If you have been ignoring Bing Webmaster Tools (and most people have), you may be invisible to several major AI search engines.
What to Do Right Now
- Go to bing.com/webmasters and sign up (it is free)
- Verify your domain using DNS, meta tag, or CNAME
- Submit your XML sitemap
- Check your indexing status — how many of your pages does Bing actually know about?
- Review any crawl errors or blocked pages
Common Issues We See
When we audit SaaS websites for AI visibility, the most common Bing-related issues are:
- robots.txt blocking Bing's crawler (Bingbot) but allowing Googlebot
- Pages indexed by Google but missing from Bing's index
- Sitemap not submitted to Bing (many tools only auto-submit to Google)

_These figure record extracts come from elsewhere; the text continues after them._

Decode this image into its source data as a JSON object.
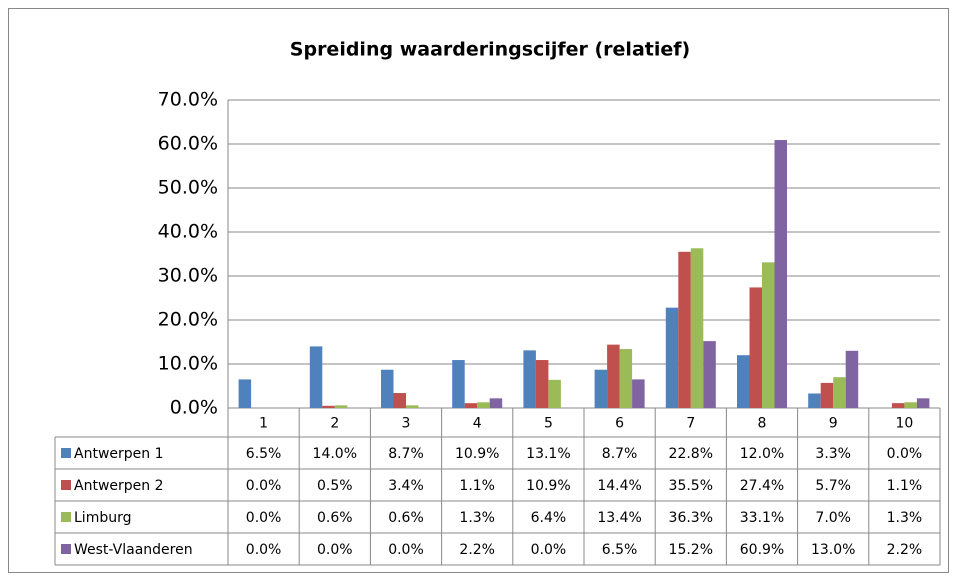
{
  "chart_data": {
    "type": "bar",
    "title": "Spreiding waarderingscijfer (relatief)",
    "categories": [
      "1",
      "2",
      "3",
      "4",
      "5",
      "6",
      "7",
      "8",
      "9",
      "10"
    ],
    "series": [
      {
        "name": "Antwerpen 1",
        "color": "#4f81bd",
        "values": [
          6.5,
          14.0,
          8.7,
          10.9,
          13.1,
          8.7,
          22.8,
          12.0,
          3.3,
          0.0
        ],
        "value_labels": [
          "6.5%",
          "14.0%",
          "8.7%",
          "10.9%",
          "13.1%",
          "8.7%",
          "22.8%",
          "12.0%",
          "3.3%",
          "0.0%"
        ]
      },
      {
        "name": "Antwerpen 2",
        "color": "#c0504d",
        "values": [
          0.0,
          0.5,
          3.4,
          1.1,
          10.9,
          14.4,
          35.5,
          27.4,
          5.7,
          1.1
        ],
        "value_labels": [
          "0.0%",
          "0.5%",
          "3.4%",
          "1.1%",
          "10.9%",
          "14.4%",
          "35.5%",
          "27.4%",
          "5.7%",
          "1.1%"
        ]
      },
      {
        "name": "Limburg",
        "color": "#9bbb59",
        "values": [
          0.0,
          0.6,
          0.6,
          1.3,
          6.4,
          13.4,
          36.3,
          33.1,
          7.0,
          1.3
        ],
        "value_labels": [
          "0.0%",
          "0.6%",
          "0.6%",
          "1.3%",
          "6.4%",
          "13.4%",
          "36.3%",
          "33.1%",
          "7.0%",
          "1.3%"
        ]
      },
      {
        "name": "West-Vlaanderen",
        "color": "#8064a2",
        "values": [
          0.0,
          0.0,
          0.0,
          2.2,
          0.0,
          6.5,
          15.2,
          60.9,
          13.0,
          2.2
        ],
        "value_labels": [
          "0.0%",
          "0.0%",
          "0.0%",
          "2.2%",
          "0.0%",
          "6.5%",
          "15.2%",
          "60.9%",
          "13.0%",
          "2.2%"
        ]
      }
    ],
    "ylim": [
      0,
      70
    ],
    "yticks": [
      {
        "value": 0,
        "label": "0.0%"
      },
      {
        "value": 10,
        "label": "10.0%"
      },
      {
        "value": 20,
        "label": "20.0%"
      },
      {
        "value": 30,
        "label": "30.0%"
      },
      {
        "value": 40,
        "label": "40.0%"
      },
      {
        "value": 50,
        "label": "50.0%"
      },
      {
        "value": 60,
        "label": "60.0%"
      },
      {
        "value": 70,
        "label": "70.0%"
      }
    ],
    "grid": true
  }
}
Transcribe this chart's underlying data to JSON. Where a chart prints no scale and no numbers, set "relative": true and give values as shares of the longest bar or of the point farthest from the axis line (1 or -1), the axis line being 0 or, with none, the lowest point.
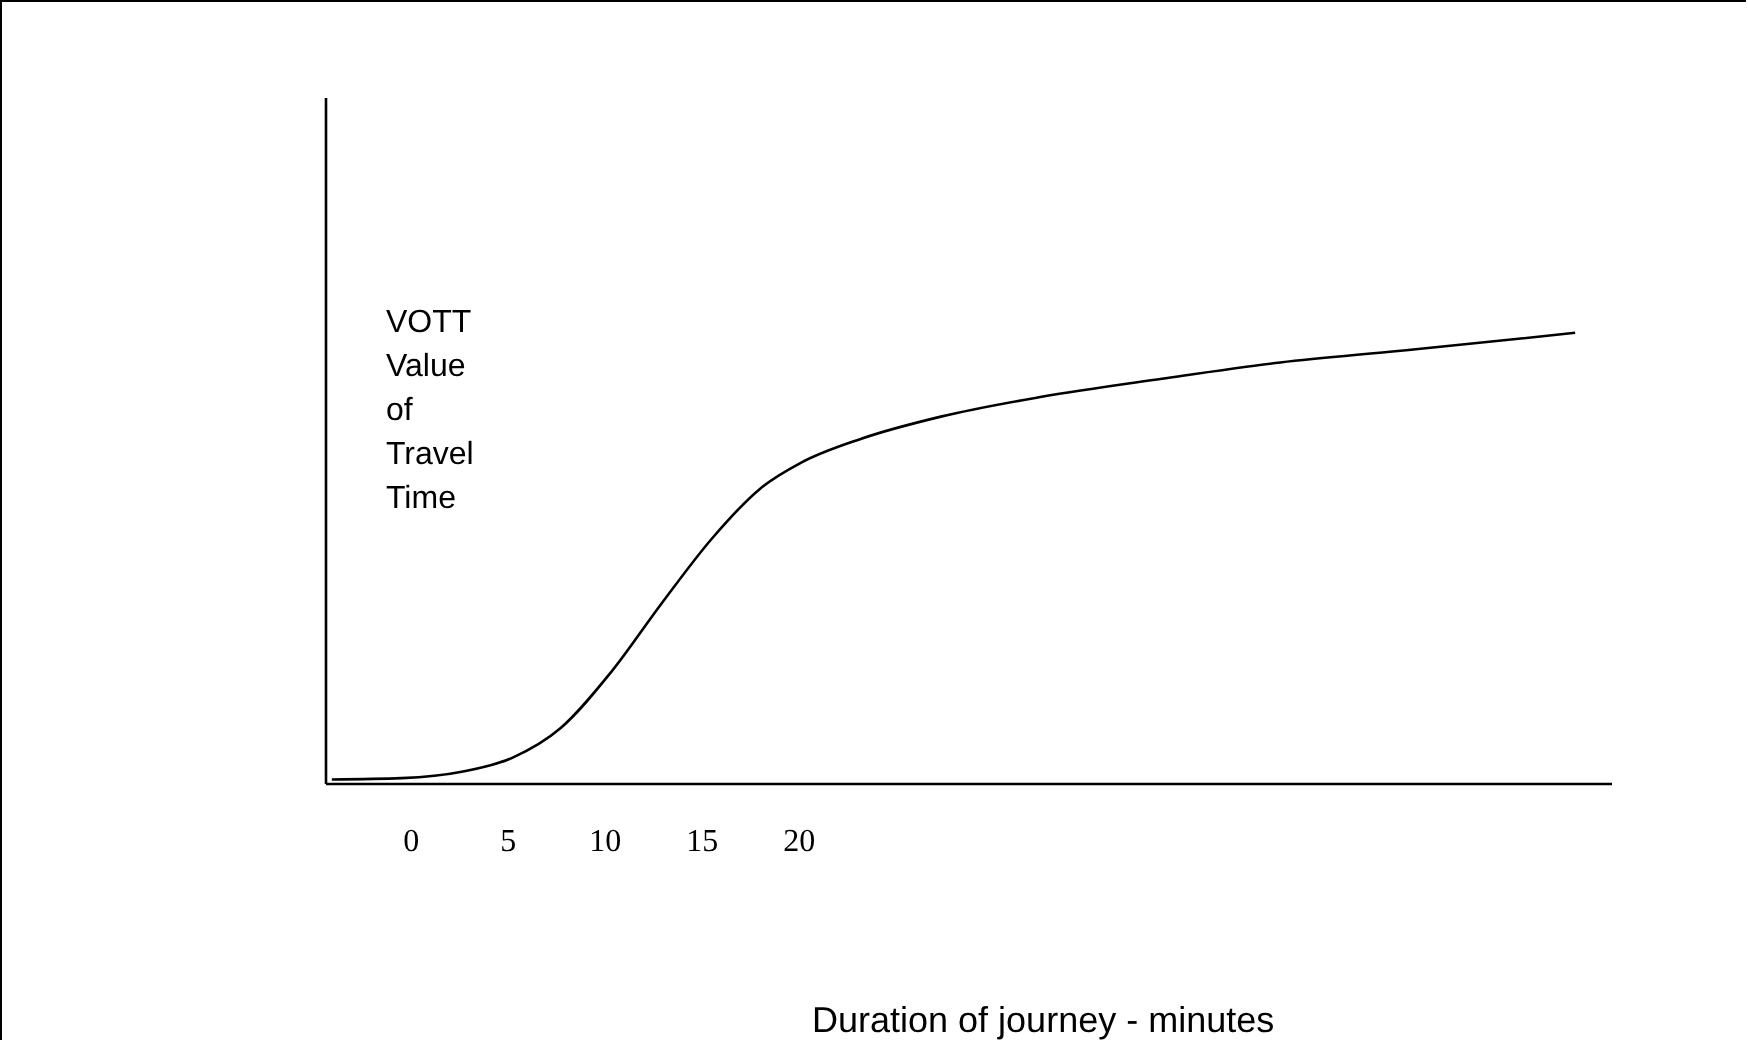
{
  "chart_data": {
    "type": "line",
    "relative": true,
    "xlabel": "Duration of journey - minutes",
    "ylabel": "VOTT Value of Travel Time",
    "xlim": [
      -4.4,
      61.9
    ],
    "xticks": [
      0,
      5,
      10,
      15,
      20
    ],
    "marker": "none",
    "line_style": "solid",
    "grid": false,
    "legend": false,
    "x": [
      -4.1,
      -0.5,
      2.6,
      5.2,
      7.7,
      10.3,
      12.9,
      15.5,
      18.0,
      20.1,
      23.2,
      27.3,
      32.5,
      38.7,
      44.8,
      51.0,
      57.2,
      60.0
    ],
    "series": [
      {
        "color": "#000000",
        "values": [
          0.01,
          0.013,
          0.027,
          0.058,
          0.124,
          0.248,
          0.4,
          0.544,
          0.655,
          0.712,
          0.765,
          0.814,
          0.858,
          0.898,
          0.934,
          0.96,
          0.987,
          1
        ]
      }
    ]
  }
}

- Slow crawl rate because Bing has not been told the site is important
Bing-Specific Optimization Tips
Bing's documentation describes some different ranking signals than Google ('s Search Central documentation. For AI visibility specifically, focus on: clear meta descriptions, valid schema.org markup (schema.org is canonical), and exact-match content. Bing's webmaster guidelines spell these out in detail.